According to a survey conducted by Swiss global trade network Kemiex, around 85 percent of pharmaceutical industry buyers, traders and producers expect supply chain disruptions and more than a third see the outbreak having a large effect on the supply of APIs. The disruptions to production could affect deliveries in the second quarter of this year, the survey shows.
“China’s control over APIs and the raw materials and chemical intermediates to make them is dramatic,” author and healthcare expert Gibson told Al Jazeera. “We’re talking about life-saving antibiotics and medicines used for surgery.”
“Countries need to start considering medicines and the key ingredients to make them as a strategic asset necessary for the day-to-day life of a country,” she said. “Would the world rely on China for 80 percent of the global supply of oil or food commodities such as wheat? Of course not.”
In her testimony to Congress, Gibson highlighted the fact that the US has lost much of its ability to produce basic drugs. For example, the last manufacturing plant to make penicillin in the US closed down in 2004.
Even India, the largest manufacturer of generic drugs, could be vulnerable to supply shortages of APIs from China.
Indian generics makers like Cipla built a large pharmaceuticals industry that was instrumental in lowering the cost of HIV drugs around the world. In the process, India became the single biggest importer of Chinese APIs. Indian generic drugs manufacturers depend on China for 80 percent of their APIs and chemical intermediates, Gibson said.
But even before the latest viral outbreak, health regulators both at home and abroad have been concerned about China-made pharmaceuticals.
In 2018, the European Union raised the alarm over valsartan, the active ingredient in medicines used to treat high blood pressure and reduce complications such as heart attack and stroke.
The European Medicines Agency said it was reviewing drugs containing the ingredient made by a Chinese firm, Zhejiang Huahai Pharmaceuticals, because the regulator had detected traces of an impurity, N-nitrosodimethylamine (NDMA), classified as a probable cancer-causing substance.
That was after the US Food and Drug Administration sent the company a warning letter, also because it had found NDMA in the company’s product.
Zhejiang Huahai said in a December 2018 statement that it is “taking every step to ensure [its] products remain safe, therapeutically effective, and meet the highest standards.”

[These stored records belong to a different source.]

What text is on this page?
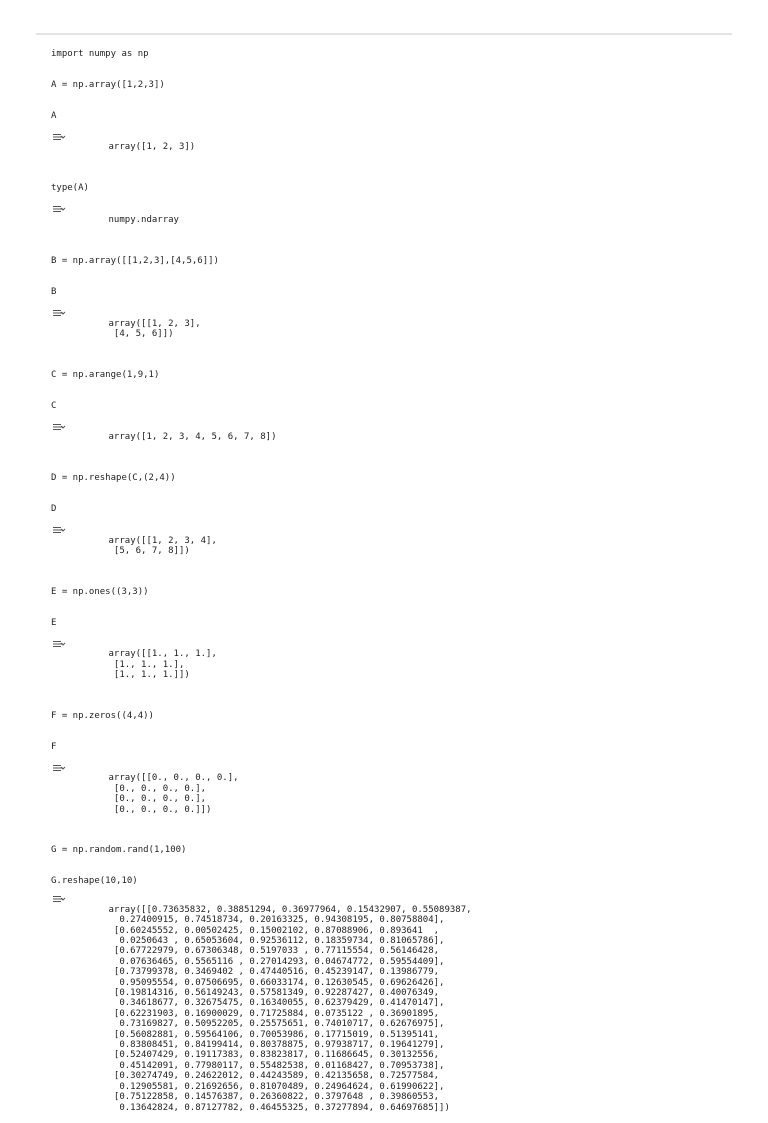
import numpy as np
A = np.array([1,2,3])
A

array([1, 2, 3])

type(A)

numpy.ndarray

B = np.array([[1,2,3],[4,5,6]])
B

array([[1, 2, 3],
[4, 5, 6]])

C = np.arange(1,9,1)
C

array([1, 2, 3, 4, 5, 6, 7, 8])

D = np.reshape(C,(2,4))
D

array([[1, 2, 3, 4],
[5, 6, 7, 8]])

E = np.ones((3,3))
E

array([[1., 1., 1.],
[1., 1., 1.],
[1., 1., 1.]])

F = np.zeros((4,4))
F

array([[0., 0., 0., 0.],
[0., 0., 0., 0.],
[0., 0., 0., 0.],
[0., 0., 0., 0.]])

G = np.random.rand(1,100)
G.reshape(10,10)

array([[0.73635832, 0.38851294, 0.36977964, 0.15432907, 0.55089387,
0.27400915, 0.74518734, 0.20163325, 0.94308195, 0.80758804],
[0.60245552, 0.00502425, 0.15002102, 0.87088906, 0.893641  ,
0.0250643 , 0.65053604, 0.92536112, 0.18359734, 0.81065786],
[0.67722979, 0.67306348, 0.5197033 , 0.77115554, 0.56146428,
0.07636465, 0.5565116 , 0.27014293, 0.04674772, 0.59554409],
[0.73799378, 0.3469402 , 0.47440516, 0.45239147, 0.13986779,
0.95095554, 0.07506695, 0.66033174, 0.12630545, 0.69626426],
[0.19814316, 0.56149243, 0.57581349, 0.92287427, 0.40076349,
0.34618677, 0.32675475, 0.16340055, 0.62379429, 0.41470147],
[0.62231903, 0.16900029, 0.71725884, 0.0735122 , 0.36901895,
0.73169827, 0.50952205, 0.25575651, 0.74010717, 0.62676975],
[0.56082881, 0.59564106, 0.70053986, 0.17715019, 0.51395141,
0.83808451, 0.84199414, 0.80378875, 0.97938717, 0.19641279],
[0.52407429, 0.19117383, 0.83823817, 0.11686645, 0.30132556,
0.45142091, 0.77980117, 0.55482538, 0.01168427, 0.70953738],
[0.30274749, 0.24622012, 0.44243589, 0.42135658, 0.72577584,
0.12905581, 0.21692656, 0.81070489, 0.24964624, 0.61990622],
[0.75122858, 0.14576387, 0.26360822, 0.3797648 , 0.39860553,
0.13642824, 0.87127782, 0.46455325, 0.37277894, 0.64697685]])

But China’s pharmaceutical industry suffered a big blow to its reputation among overseas buyers following that incident.
It has also been on the receiving end of public anger at home following cases of tainted medicines.
Also in 2018, Chinese regulators halted production of a rabies vaccine made by Changchun Changsheng Life Sciences Ltd after finding fabricated records and other problems during an inspection.

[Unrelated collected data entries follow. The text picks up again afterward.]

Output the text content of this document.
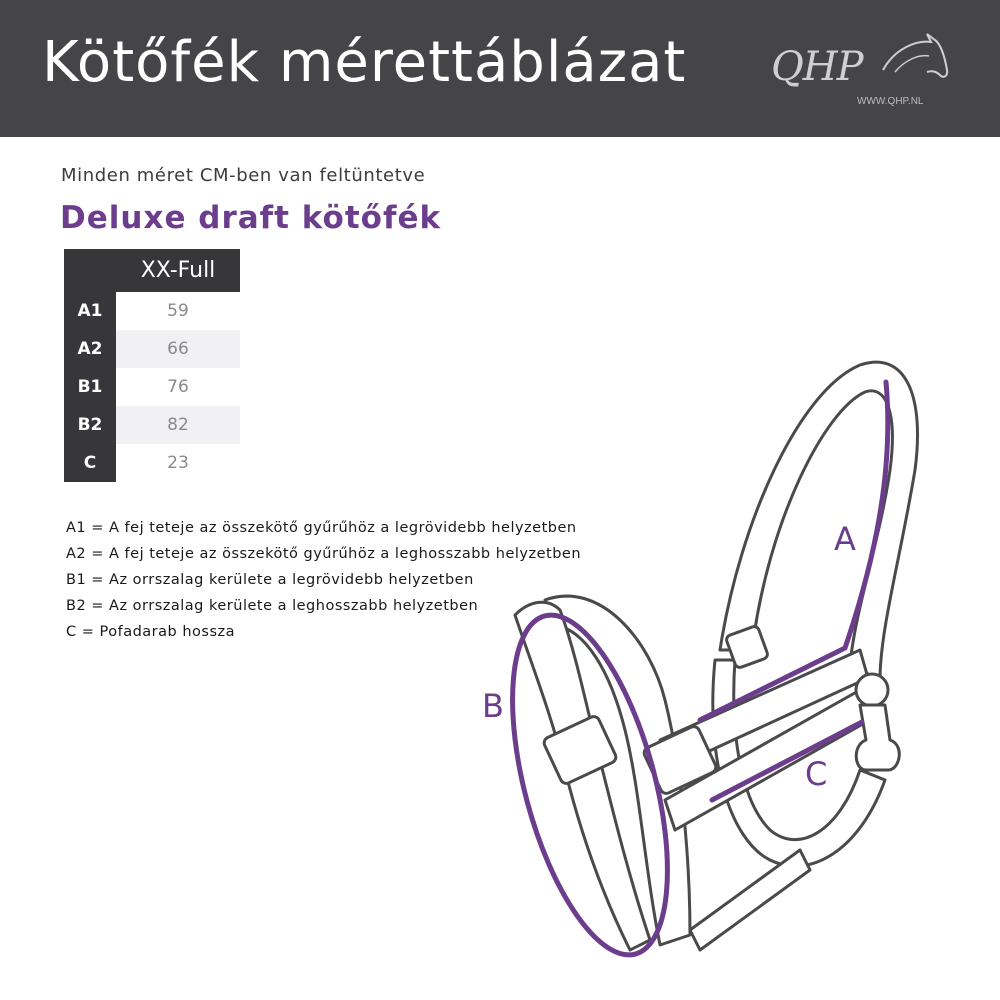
Kötőfék mérettáblázat QHP
WWW.QHP.NL
Minden méret CM-ben van feltüntetve
Deluxe draft kötőfék
	XX-Full
A1	59
A2	66
B1	76
B2	82
C	23
A1 = A fej teteje az összekötő gyűrűhöz a legrövidebb helyzetben
A2 = A fej teteje az összekötő gyűrűhöz a leghosszabb helyzetben
B1 = Az orrszalag kerülete a legrövidebb helyzetben
B2 = Az orrszalag kerülete a leghosszabb helyzetben
C = Pofadarab hossza
A
B
C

Premier Li Keqiang slammed the company for having crossed a moral red line and called for swift action.
“We will resolutely crack down on illegal and criminal acts that endanger the safety of peoples’ lives, resolutely punish lawbreakers according to the law, and resolutely and severely criticise dereliction of duty in supervision,” Li said in a statement.

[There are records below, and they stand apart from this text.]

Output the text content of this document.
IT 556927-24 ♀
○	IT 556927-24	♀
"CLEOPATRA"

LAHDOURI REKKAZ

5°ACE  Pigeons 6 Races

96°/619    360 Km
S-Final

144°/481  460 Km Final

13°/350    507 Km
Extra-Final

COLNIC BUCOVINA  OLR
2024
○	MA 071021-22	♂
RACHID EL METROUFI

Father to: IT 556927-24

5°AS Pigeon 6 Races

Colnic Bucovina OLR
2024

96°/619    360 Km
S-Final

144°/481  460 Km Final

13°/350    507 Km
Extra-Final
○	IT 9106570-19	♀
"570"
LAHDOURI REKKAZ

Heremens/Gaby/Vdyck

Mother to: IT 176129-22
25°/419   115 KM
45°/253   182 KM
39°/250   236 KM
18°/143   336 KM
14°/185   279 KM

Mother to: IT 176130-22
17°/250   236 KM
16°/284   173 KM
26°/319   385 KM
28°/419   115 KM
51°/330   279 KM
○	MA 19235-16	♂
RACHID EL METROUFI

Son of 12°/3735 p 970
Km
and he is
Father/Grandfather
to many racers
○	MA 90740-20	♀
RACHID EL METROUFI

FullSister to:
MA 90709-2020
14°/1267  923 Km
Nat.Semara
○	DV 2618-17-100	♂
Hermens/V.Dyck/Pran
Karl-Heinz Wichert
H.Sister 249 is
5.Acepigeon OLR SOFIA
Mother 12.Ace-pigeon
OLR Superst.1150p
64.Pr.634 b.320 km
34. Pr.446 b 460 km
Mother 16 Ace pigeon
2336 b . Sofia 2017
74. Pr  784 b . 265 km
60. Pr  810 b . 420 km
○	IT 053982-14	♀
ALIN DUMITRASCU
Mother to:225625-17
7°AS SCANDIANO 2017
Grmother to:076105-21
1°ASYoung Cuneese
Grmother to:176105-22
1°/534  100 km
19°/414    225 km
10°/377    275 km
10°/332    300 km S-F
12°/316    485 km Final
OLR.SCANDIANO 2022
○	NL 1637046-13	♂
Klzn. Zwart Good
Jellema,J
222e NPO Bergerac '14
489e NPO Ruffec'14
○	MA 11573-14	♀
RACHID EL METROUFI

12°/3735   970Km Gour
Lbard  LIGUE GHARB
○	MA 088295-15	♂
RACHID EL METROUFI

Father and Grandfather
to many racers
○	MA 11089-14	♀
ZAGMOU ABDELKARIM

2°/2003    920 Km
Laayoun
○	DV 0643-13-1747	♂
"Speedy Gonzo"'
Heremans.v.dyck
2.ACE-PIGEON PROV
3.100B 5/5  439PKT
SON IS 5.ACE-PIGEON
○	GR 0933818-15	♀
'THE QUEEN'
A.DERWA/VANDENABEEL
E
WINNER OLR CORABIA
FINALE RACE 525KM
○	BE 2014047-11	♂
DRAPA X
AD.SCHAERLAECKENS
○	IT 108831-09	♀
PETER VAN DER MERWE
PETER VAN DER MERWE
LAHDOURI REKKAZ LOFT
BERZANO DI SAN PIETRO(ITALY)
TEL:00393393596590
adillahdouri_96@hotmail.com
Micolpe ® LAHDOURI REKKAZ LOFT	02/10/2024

These cases occurred despite government measures to improve quality.
In 2016, China put in place revised good manufacturing practice guidelines to meet international standards.
Many manufacturers of APIs in China have since been inspected by European and US authorities and have demonstrated compliance with international standards for production in compliance, Scott Wheelwright, cofounder of China-based pharmaceutical consultancy firm Complya Asia, told Al Jazeera.
The CFR’s Huang estimates that the measures implemented in 2016 could result in roughly half of China’s 2,900 small and “often low-quality” domestic drugmakers closing shop.
But even with the highest safety standards, China’s surviving drug firms are now facing yet another crisis that could test their resilience, as the coronavirus stalks the country.